Draghi e Cartabia, quando hanno visitato quel carcere il 14 luglio, hanno detto: “Non c’è giustizia dove c’è abuso”. Se lei fosse un detenuto dormirebbe tranquillo in una patria galera dov’è potuto accadere un fatto del genere?
“Quella visita è stata un momento estremamente importante: la presenza del Governo ai massimi livelli ha trasmesso un messaggio fortissimo di vicinanza all’intero sistema penitenziario e ai suoi infiniti bisogni. La verità è che in nessun istituto si dorme tranquilli. Non dimentichiamo mai che sono luoghi di prigionia. E uso volutamente questo antico termine che fa comprendere come in quei luoghi si venga tristemente privati del bene prezioso della libertà. Quando vinsi il concorso in magistratura, mio suocero penalista mi disse che per ogni toga sarebbe utile vivere per qualche settimana la vita del carcere. Adesso capisco fino in fondo quelle parole”.

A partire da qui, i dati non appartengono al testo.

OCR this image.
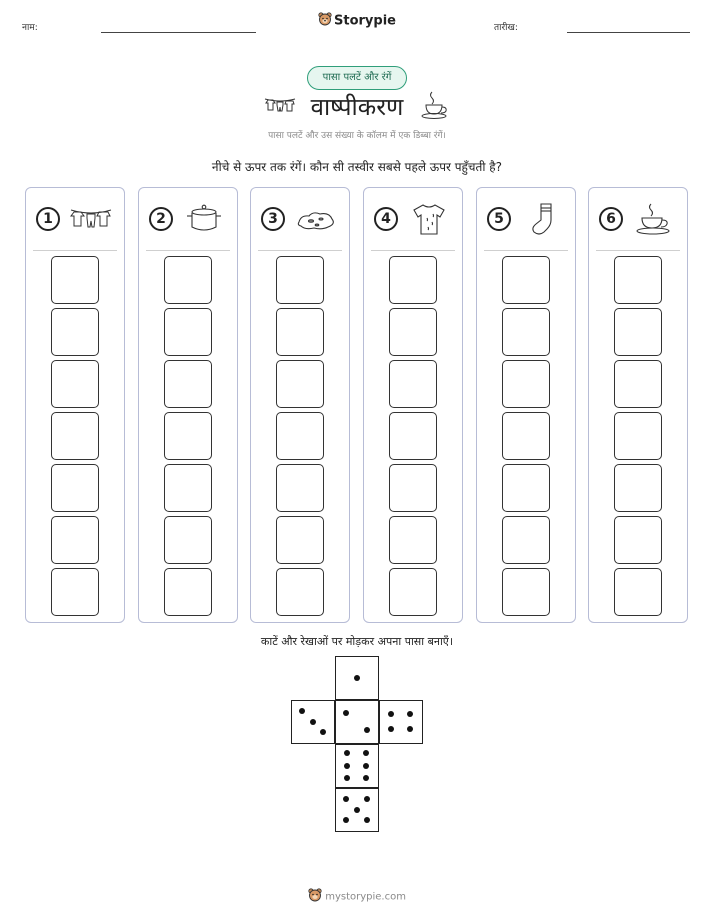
नाम:	Storypie	तारीख:
पासा पलटें और रंगें
वाष्पीकरण
पासा पलटें और उस संख्या के कॉलम में एक डिब्बा रंगें।
नीचे से ऊपर तक रंगें। कौन सी तस्वीर सबसे पहले ऊपर पहुँचती है?
1	2	3	4	5	6
काटें और रेखाओं पर मोड़कर अपना पासा बनाएँ।
mystorypie.com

Lei, e il suo vice Roberto Tartaglia, siete arrivati al Dap dopo le rivolte del marzo 2020. Il carcere di Modena distrutto. E nove morti dentro. Tredici in tutto nei penitenziari italiani. Da magistrati antimafia avete capito se dietro c’era la regia delle cosche?
“Da allora a oggi non abbiamo avuto segnali di un coordinamento unico delle mafie. Ma ovviamente questa è una domanda che dovrebbe rivolgere a chi indaga”.
“Da gennaio mi dedicherò al carcere” dice la ministra Cartabia al costituzionalista Marco Ruotolo che le ha appena consegnato una corposa proposta per innovare il sistema penitenziario. Mi dica i tre interventi che lei farebbe subito.
“Rafforzare la salute in carcere, anche attraverso l’estensione a tappeto della telemedicina, anche se non è nostra diretta competenza; aumentare in modo significativo l’organico della polizia penitenziaria e degli educatori, cosa a cui abbiamo cominciato a lavorare da subito con la ministra. Rendere gli istituti più accoglienti e moderni con un aumento significativo degli spazi per il trattamento. Per garantire questo obiettivo quest’anno, per la prima volta con una cifra così importante, sono stati destinati 20 milioni di euro, cioè il 30% del budget a disposizione del Dap, per gli spazi trattamentali”.